Comment mettre en place une méthode de suivi mensuel ?
Une méthode efficace repose sur quatre étapes.
1. Consolider les données
Chaque mois, le gestionnaire rassemble les litres, les kWh, les kilomètres, les coûts, les lieux de plein ou de recharge, les véhicules et, lorsque cela est pertinent, les conducteurs concernés.
Il corrige les doublons, les erreurs de carte, les transactions non affectées, les véhicules sortis du parc et les incohérences de kilométrage.
2. Calculer les indicateurs
Pour chaque véhicule, il mesure :
- les l/100 km ou les kWh/100 km
- le coût de l’énergie au kilomètre
- les émissions de CO2e/km
- l’écart par rapport à des véhicules comparables
- la part de recharge rapide
- la part des kilomètres électriques pour les hybrides rechargeables.
3. Identifier les écarts
L’entreprise peut définir un seuil d’alerte interne, par exemple lorsqu’une consommation dépasse de 10 à 15% la moyenne de véhicules comparables ou augmente pendant plusieurs mois consécutifs. A noter que ce seuil ne constitue pas une norme réglementaire. Il doit être adapté à la taille de la flotte, aux missions, à la saison, au type de véhicule et à la qualité des données disponibles.
Une alerte peut également être déclenchée lorsque les recharges rapides deviennent plus fréquentes sans justification, lorsque plusieurs pleins sont effectués dans un délai incohérent ou lorsque les consommations évoluent brutalement.
4. Agir et suivre la correction
Chaque anomalie doit conduire à une analyse puis, si nécessaire, à une action : contrôle des pneus, entretien, vérification de la carte, échange avec le conducteur, formation, changement d’affectation du véhicule, installation de bornes ou re-paramétrage des cartes et badges.
Check-list pour suivre les consommations d’une flotte
- Associer chaque carte carburant et chaque badge à un véhicule ou à un conducteur.
- Récupérer régulièrement les kilométrages réels.
- Suivre les l/100 km, les kWh/100 km, le coût de l’énergie au kilomètre et les émissions de CO₂e/km.
- Comparer uniquement des véhicules ayant des usages similaires.
- Repérer les pleins incohérents et les sessions de recharge anormalement coûteuses.
- Relier les dérives de consommation aux données de maintenance et à la pression des pneus.
- Suivre séparément les hybrides rechargeables.
- Former les conducteurs sans les stigmatiser.
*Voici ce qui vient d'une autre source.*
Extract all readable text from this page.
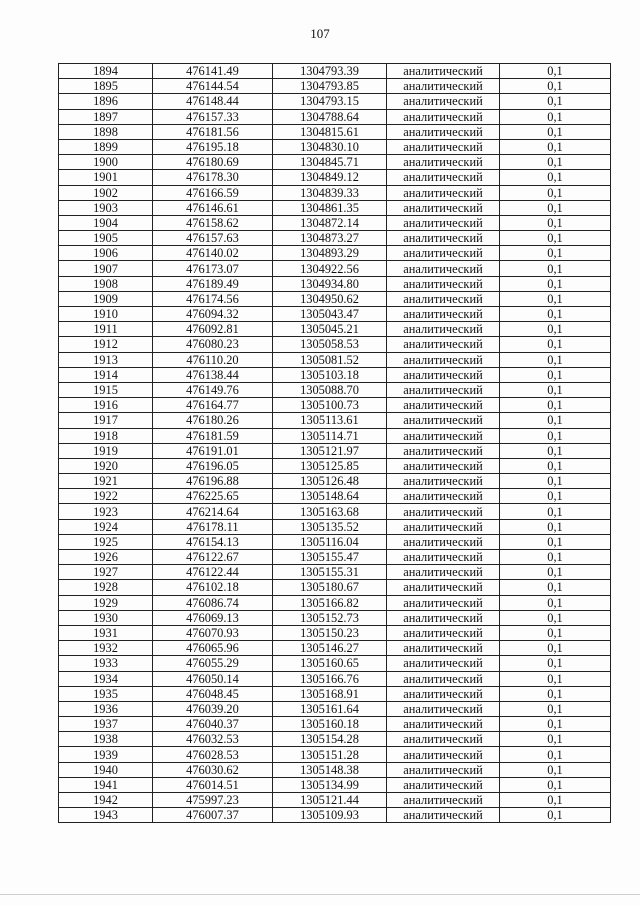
107
1894	476141.49	1304793.39	аналитический	0,1
1895	476144.54	1304793.85	аналитический	0,1
1896	476148.44	1304793.15	аналитический	0,1
1897	476157.33	1304788.64	аналитический	0,1
1898	476181.56	1304815.61	аналитический	0,1
1899	476195.18	1304830.10	аналитический	0,1
1900	476180.69	1304845.71	аналитический	0,1
1901	476178.30	1304849.12	аналитический	0,1
1902	476166.59	1304839.33	аналитический	0,1
1903	476146.61	1304861.35	аналитический	0,1
1904	476158.62	1304872.14	аналитический	0,1
1905	476157.63	1304873.27	аналитический	0,1
1906	476140.02	1304893.29	аналитический	0,1
1907	476173.07	1304922.56	аналитический	0,1
1908	476189.49	1304934.80	аналитический	0,1
1909	476174.56	1304950.62	аналитический	0,1
1910	476094.32	1305043.47	аналитический	0,1
1911	476092.81	1305045.21	аналитический	0,1
1912	476080.23	1305058.53	аналитический	0,1
1913	476110.20	1305081.52	аналитический	0,1
1914	476138.44	1305103.18	аналитический	0,1
1915	476149.76	1305088.70	аналитический	0,1
1916	476164.77	1305100.73	аналитический	0,1
1917	476180.26	1305113.61	аналитический	0,1
1918	476181.59	1305114.71	аналитический	0,1
1919	476191.01	1305121.97	аналитический	0,1
1920	476196.05	1305125.85	аналитический	0,1
1921	476196.88	1305126.48	аналитический	0,1
1922	476225.65	1305148.64	аналитический	0,1
1923	476214.64	1305163.68	аналитический	0,1
1924	476178.11	1305135.52	аналитический	0,1
1925	476154.13	1305116.04	аналитический	0,1
1926	476122.67	1305155.47	аналитический	0,1
1927	476122.44	1305155.31	аналитический	0,1
1928	476102.18	1305180.67	аналитический	0,1
1929	476086.74	1305166.82	аналитический	0,1
1930	476069.13	1305152.73	аналитический	0,1
1931	476070.93	1305150.23	аналитический	0,1
1932	476065.96	1305146.27	аналитический	0,1
1933	476055.29	1305160.65	аналитический	0,1
1934	476050.14	1305166.76	аналитический	0,1
1935	476048.45	1305168.91	аналитический	0,1
1936	476039.20	1305161.64	аналитический	0,1
1937	476040.37	1305160.18	аналитический	0,1
1938	476032.53	1305154.28	аналитический	0,1
1939	476028.53	1305151.28	аналитический	0,1
1940	476030.62	1305148.38	аналитический	0,1
1941	476014.51	1305134.99	аналитический	0,1
1942	475997.23	1305121.44	аналитический	0,1
1943	476007.37	1305109.93	аналитический	0,1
- Privilégier les lieux de recharge dont les tarifs et les conditions d’utilisation sont maîtrisés.
- Alimenter le reporting carbone avec des données physiques.
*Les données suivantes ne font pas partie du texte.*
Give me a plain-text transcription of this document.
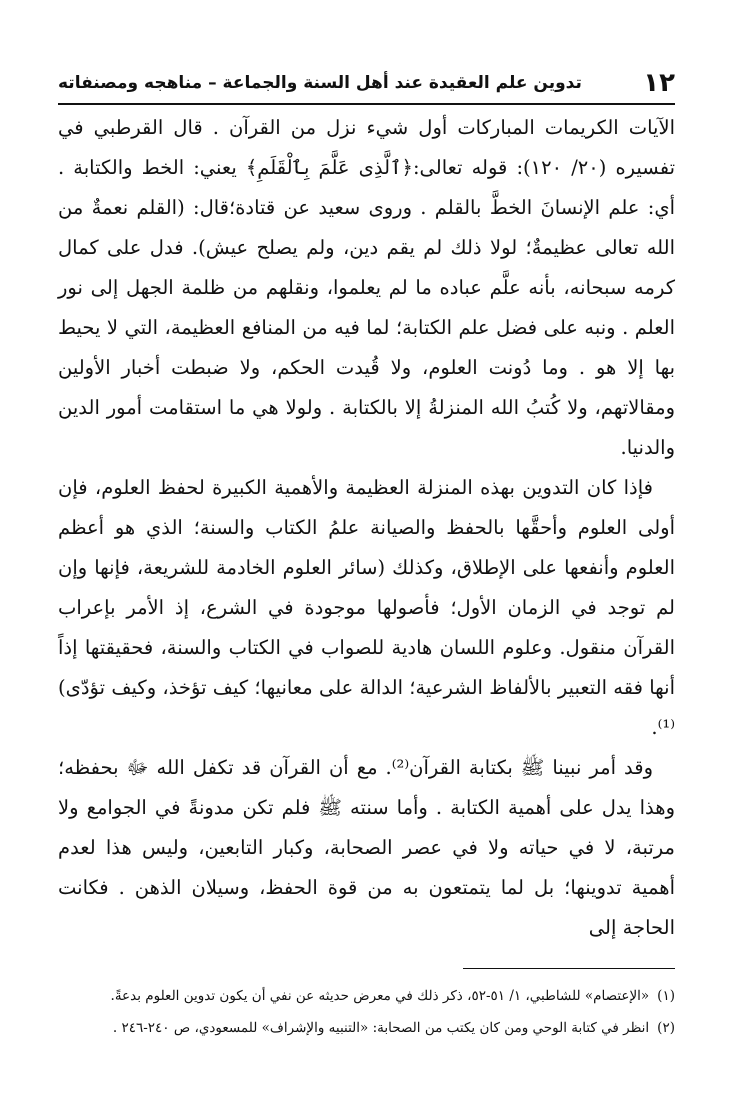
١٢
تدوين علم العقيدة عند أهل السنة والجماعة – مناهجه ومصنفاته

الآيات الكريمات المباركات أول شيء نزل من القرآن . قال القرطبي في تفسيره (٢٠/ ١٢٠): قوله تعالى:﴿ٱلَّذِى عَلَّمَ بِٱلْقَلَمِ﴾ يعني: الخط والكتابة . أي: علم الإنسانَ الخطَّ بالقلم . وروى سعيد عن قتادة؛قال: (القلم نعمةٌ من الله تعالى عظيمةٌ؛ لولا ذلك لم يقم دين، ولم يصلح عيش). فدل على كمال كرمه سبحانه، بأنه علَّم عباده ما لم يعلموا، ونقلهم من ظلمة الجهل إلى نور العلم . ونبه على فضل علم الكتابة؛ لما فيه من المنافع العظيمة، التي لا يحيط بها إلا هو . وما دُونت العلوم، ولا قُيدت الحكم، ولا ضبطت أخبار الأولين ومقالاتهم، ولا كُتبُ الله المنزلةُ إلا بالكتابة . ولولا هي ما استقامت أمور الدين والدنيا.

فإذا كان التدوين بهذه المنزلة العظيمة والأهمية الكبيرة لحفظ العلوم، فإن أولى العلوم وأحقَّها بالحفظ والصيانة علمُ الكتاب والسنة؛ الذي هو أعظم العلوم وأنفعها على الإطلاق، وكذلك (سائر العلوم الخادمة للشريعة، فإنها وإن لم توجد في الزمان الأول؛ فأصولها موجودة في الشرع، إذ الأمر بإعراب القرآن منقول. وعلوم اللسان هادية للصواب في الكتاب والسنة، فحقيقتها إذاً أنها فقه التعبير بالألفاظ الشرعية؛ الدالة على معانيها؛ كيف تؤخذ، وكيف تؤدّى)⁽¹⁾.

وقد أمر نبينا ﷺ بكتابة القرآن⁽²⁾. مع أن القرآن قد تكفل الله ﷻ بحفظه؛ وهذا يدل على أهمية الكتابة . وأما سنته ﷺ فلم تكن مدونةً في الجوامع ولا مرتبة، لا في حياته ولا في عصر الصحابة، وكبار التابعين، وليس هذا لعدم أهمية تدوينها؛ بل لما يتمتعون به من قوة الحفظ، وسيلان الذهن . فكانت الحاجة إلى

(١)
«الإعتصام» للشاطبي، ١/ ٥١-٥٢، ذكر ذلك في معرض حديثه عن نفي أن يكون تدوين العلوم بدعةً.
(٢)
انظر في كتابة الوحي ومن كان يكتب من الصحابة: «التنبيه والإشراف» للمسعودي، ص ٢٤٠-٢٤٦ .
- Actualiser le tableau de bord au moins une fois par mois.
- Vérifier les résultats obtenus après chaque action corrective.
FAQ – Suivre les consommations d’une flotte automobile
Quel est le meilleur KPI pour suivre le carburant ?
La consommation en litres aux 100 kilomètres, complétée par le coût du carburant au kilomètre. Le montant total ne suffit pas, car il dépend aussi du kilométrage parcouru et du prix du litre.
Et pour une flotte électrique ?
Le kWh/100 km mesure l’efficience du véhicule. Pour piloter le budget, il faut également suivre le coût de recharge au kilomètre, le prix moyen du kWh et la répartition des sessions entre le dépôt, le domicile et les réseaux publics.
Les hybrides rechargeables doivent-ils être suivis séparément ?
Oui. Il faut suivre les litres de carburant, les kWh rechargés, la fréquence de branchement et, si possible, la part des kilomètres effectués en électrique. Sans recharge régulière, leur consommation réelle peut être très éloignée de leur valeur d’homologation.
Comment intégrer les consommations dans le bilan carbone ?
Il faut utiliser en priorité les litres de carburant et les kWh consommés, puis leur appliquer les facteurs d’émission correspondant à l’énergie et au périmètre étudiés. Les facteurs de la Base Empreinte® de l’ADEME peuvent notamment être utilisés pour ces calculs.
Comment réduire rapidement les consommations ?
Les premières actions consistent à contrôler la pression des pneus, retirer les équipements extérieurs inutiles, réduire le ralenti, entretenir les véhicules, former les conducteurs à l’éco-conduite et mieux organiser les recharges.